Colman is known as one of the wisest self-managers in pictures. When his longterm contract with Sam Goldwyn expired over 13 years ago, he turned down rich contract offers from every major studio in the business, in favor of free lancing. He has handled the Colman career far better than any studio could have. He has carefully selected his scripts (about one in every 25 offered), his directors and his leading ladies; he has paced himself to a one-a-year schedule; he has not burned himself out at the box office, or buried himself in a type or picture rut. He makes very sure he gets a good role for himself, but he makes even surer that he gets a good all-round story and screenplay. He explains, shrewdly: “A man is sunk unless he retains the amateur in himself. You cannot get too professional—too intent on making money. You have got to have some of the enthusiasm, some of the eagerness of the amateur. And may I modestly say that I have this.”
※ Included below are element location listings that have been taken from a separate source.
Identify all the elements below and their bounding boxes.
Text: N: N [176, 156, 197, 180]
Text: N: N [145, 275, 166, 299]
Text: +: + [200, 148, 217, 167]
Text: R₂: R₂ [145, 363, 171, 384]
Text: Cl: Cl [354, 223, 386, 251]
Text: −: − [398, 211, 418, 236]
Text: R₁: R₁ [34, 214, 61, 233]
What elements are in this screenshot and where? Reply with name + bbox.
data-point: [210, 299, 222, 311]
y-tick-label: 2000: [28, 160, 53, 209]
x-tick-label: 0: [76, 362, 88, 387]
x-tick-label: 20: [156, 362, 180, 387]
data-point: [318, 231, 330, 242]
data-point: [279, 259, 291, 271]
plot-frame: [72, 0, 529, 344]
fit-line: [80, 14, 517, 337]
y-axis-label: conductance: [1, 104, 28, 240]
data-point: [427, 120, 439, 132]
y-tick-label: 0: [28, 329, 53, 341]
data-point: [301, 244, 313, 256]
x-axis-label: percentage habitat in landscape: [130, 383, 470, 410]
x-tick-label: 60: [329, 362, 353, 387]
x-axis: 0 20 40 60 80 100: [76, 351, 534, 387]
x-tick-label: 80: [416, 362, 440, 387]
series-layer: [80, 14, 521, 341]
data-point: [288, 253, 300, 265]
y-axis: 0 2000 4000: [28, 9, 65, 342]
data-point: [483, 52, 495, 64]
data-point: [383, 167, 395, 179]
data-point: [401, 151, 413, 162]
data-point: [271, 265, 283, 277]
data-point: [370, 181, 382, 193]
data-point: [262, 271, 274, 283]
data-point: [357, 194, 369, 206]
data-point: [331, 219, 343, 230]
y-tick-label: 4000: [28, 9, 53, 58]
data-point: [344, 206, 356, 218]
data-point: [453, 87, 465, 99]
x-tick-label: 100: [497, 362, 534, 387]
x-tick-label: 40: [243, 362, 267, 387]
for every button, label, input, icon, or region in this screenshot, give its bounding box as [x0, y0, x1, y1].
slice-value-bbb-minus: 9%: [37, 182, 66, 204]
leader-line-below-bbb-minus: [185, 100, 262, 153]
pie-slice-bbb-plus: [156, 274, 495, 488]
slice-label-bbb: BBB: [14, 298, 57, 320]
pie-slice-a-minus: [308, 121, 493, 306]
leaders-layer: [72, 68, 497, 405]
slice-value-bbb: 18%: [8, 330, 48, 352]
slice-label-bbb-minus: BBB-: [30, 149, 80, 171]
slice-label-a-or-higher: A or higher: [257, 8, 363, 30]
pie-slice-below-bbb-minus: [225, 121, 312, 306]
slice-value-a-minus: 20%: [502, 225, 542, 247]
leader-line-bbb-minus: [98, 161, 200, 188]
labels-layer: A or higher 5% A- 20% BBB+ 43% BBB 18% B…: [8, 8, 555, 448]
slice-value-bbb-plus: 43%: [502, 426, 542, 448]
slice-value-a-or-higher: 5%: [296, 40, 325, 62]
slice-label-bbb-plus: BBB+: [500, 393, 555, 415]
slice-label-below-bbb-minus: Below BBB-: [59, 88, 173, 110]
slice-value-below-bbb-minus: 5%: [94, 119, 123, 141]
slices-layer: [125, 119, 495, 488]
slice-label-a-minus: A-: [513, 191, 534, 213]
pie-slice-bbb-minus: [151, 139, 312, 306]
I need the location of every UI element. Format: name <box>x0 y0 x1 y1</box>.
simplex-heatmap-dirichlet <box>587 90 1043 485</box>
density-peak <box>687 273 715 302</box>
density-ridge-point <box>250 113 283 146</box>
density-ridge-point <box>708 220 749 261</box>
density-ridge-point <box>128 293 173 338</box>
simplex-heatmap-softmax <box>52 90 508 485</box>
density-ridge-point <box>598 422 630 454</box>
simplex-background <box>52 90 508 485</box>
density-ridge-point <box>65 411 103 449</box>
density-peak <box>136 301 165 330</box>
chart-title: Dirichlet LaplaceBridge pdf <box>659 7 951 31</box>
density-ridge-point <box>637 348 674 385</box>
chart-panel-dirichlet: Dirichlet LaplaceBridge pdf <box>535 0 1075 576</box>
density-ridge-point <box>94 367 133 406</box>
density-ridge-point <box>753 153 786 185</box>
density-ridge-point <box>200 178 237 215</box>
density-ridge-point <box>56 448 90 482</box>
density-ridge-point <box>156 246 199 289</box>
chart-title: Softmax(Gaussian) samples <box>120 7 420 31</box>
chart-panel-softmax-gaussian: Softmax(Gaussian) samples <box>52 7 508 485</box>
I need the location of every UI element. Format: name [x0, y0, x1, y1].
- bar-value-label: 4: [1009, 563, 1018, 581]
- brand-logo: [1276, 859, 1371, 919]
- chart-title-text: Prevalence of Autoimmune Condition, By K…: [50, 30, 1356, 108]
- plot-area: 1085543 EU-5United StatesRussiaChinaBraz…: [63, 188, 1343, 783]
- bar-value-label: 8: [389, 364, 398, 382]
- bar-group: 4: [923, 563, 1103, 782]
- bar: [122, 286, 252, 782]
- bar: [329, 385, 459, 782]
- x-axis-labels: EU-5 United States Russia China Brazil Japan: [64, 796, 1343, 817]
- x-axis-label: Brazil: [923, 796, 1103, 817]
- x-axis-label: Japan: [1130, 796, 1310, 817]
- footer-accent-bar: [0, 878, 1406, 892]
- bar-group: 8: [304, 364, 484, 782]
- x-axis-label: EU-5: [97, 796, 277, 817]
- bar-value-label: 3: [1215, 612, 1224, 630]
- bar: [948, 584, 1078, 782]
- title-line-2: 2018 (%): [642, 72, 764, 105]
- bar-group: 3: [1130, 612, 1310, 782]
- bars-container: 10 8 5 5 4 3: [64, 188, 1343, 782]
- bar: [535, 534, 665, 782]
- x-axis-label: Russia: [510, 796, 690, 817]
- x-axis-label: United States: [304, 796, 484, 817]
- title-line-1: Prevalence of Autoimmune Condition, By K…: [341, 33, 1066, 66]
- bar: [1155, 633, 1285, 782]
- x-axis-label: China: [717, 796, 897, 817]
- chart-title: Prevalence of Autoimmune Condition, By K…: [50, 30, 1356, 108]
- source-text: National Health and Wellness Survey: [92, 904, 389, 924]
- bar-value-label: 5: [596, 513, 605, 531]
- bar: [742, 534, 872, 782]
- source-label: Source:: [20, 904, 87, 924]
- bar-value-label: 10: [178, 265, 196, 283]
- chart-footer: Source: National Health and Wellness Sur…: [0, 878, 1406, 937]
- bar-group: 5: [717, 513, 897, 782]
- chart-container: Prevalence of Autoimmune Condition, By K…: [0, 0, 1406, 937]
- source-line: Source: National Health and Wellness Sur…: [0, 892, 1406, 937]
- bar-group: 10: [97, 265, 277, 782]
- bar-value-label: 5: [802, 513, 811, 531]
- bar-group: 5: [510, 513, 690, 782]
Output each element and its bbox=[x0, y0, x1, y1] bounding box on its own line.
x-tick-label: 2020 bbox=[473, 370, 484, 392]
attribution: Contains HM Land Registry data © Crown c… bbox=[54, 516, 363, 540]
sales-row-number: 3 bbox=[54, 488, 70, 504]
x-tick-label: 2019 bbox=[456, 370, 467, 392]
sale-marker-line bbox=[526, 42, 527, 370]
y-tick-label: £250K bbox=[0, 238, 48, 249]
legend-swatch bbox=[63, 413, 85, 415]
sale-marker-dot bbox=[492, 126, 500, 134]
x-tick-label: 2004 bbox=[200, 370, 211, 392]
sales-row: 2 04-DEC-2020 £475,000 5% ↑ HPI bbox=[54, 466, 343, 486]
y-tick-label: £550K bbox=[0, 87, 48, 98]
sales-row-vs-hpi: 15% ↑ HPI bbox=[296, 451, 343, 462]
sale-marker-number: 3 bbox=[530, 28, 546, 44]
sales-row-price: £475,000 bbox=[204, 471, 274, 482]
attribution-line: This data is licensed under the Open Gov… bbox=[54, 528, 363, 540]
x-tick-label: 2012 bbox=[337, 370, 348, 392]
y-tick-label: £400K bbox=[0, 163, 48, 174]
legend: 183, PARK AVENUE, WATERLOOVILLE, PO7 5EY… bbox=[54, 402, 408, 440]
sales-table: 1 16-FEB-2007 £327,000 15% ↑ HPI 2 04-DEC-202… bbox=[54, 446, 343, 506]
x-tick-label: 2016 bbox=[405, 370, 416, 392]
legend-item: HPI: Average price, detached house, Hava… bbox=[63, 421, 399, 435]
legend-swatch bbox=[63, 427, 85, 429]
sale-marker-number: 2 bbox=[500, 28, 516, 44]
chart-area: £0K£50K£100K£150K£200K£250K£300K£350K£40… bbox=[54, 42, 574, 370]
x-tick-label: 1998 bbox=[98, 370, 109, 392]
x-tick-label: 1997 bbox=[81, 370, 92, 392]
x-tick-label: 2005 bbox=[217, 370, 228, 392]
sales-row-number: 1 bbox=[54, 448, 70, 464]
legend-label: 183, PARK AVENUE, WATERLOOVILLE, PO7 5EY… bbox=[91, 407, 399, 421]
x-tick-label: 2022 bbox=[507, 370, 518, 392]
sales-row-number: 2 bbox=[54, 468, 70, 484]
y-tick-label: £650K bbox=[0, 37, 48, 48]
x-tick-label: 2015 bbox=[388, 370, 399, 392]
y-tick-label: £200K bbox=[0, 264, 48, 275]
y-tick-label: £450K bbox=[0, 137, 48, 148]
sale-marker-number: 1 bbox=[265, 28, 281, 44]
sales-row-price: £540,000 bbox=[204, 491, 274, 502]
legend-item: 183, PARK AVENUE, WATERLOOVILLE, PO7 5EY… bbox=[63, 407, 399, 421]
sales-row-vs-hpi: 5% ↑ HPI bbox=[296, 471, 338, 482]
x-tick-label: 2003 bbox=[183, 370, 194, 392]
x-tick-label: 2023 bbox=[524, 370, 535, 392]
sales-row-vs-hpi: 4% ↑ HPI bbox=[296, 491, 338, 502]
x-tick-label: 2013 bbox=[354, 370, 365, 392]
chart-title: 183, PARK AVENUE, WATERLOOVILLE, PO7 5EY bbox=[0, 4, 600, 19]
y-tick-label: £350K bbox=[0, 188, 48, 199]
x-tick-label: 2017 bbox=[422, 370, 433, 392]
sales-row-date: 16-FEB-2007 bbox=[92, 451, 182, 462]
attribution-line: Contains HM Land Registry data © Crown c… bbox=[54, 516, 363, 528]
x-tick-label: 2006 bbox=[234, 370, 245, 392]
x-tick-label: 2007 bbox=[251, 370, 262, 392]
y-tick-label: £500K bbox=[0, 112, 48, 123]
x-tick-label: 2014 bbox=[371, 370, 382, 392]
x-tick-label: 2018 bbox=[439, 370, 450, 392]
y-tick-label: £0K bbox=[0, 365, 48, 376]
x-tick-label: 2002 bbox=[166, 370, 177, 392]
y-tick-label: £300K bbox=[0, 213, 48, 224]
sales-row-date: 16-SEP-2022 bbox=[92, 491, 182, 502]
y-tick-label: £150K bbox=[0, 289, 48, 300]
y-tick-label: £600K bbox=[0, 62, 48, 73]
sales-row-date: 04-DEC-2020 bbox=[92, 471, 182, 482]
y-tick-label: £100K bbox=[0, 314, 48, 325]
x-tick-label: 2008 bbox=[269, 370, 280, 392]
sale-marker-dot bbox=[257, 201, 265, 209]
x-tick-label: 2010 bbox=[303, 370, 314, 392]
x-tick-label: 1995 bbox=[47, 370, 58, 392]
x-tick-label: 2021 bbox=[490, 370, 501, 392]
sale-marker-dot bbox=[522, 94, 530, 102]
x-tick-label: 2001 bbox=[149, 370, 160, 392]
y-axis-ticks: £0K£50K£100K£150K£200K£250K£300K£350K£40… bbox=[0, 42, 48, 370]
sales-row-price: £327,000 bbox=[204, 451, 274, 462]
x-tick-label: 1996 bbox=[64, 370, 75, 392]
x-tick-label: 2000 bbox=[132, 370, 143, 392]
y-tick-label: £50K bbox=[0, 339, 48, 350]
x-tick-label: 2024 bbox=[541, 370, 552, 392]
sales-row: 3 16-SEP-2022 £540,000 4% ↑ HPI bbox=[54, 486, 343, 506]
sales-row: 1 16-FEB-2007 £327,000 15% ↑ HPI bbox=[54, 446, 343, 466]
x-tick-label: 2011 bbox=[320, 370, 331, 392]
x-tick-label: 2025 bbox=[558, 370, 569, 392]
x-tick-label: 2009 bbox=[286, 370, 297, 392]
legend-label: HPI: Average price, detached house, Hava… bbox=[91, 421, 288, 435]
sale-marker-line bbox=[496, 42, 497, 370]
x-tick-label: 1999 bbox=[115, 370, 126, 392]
Secret Beyond the Door (Universal-International) will not be divulged here, but prospective ticket buyers should get a fair warning.

Joan Bennett marries Michael Redgrave, a patrician who is also, as becomes gradually clear, something of a loon. He has made a collection of “felicitous” rooms. —i.e., reproductions of rooms in which notorious murderers have done away with women; and he seems rather tetchy about women, himself. There is one room he won’t show, even to Joan. When she satisfies her fearful curiosity, she gets a shock that the audience may in some mild degree share.

This is another of those shows in which all mysteries are eventually explained—and all sins forgiven—by half-baked psychoanalysis. Fritz Lang is a gifted director but, except for a few well-calculated whiffs and jabs of fright and his customary talent with sinister interiors, he hasn’t much chance with this material.

A moot question for sociopsychologists: Why in this mother-conscious nation, where mamma’s boys are fairly common, is the type portrayed by the versatile English actor Michael Redgrave (here and in Mourning Becomes Electro)? Thus far in his U.S. career, Redgrave has been given nothing else to play.

* Some do; others are completely detached from them. The celebrated Polish Tragedienne Helen Modjeska was able to jerk tears from spectators by reciting the alphabet.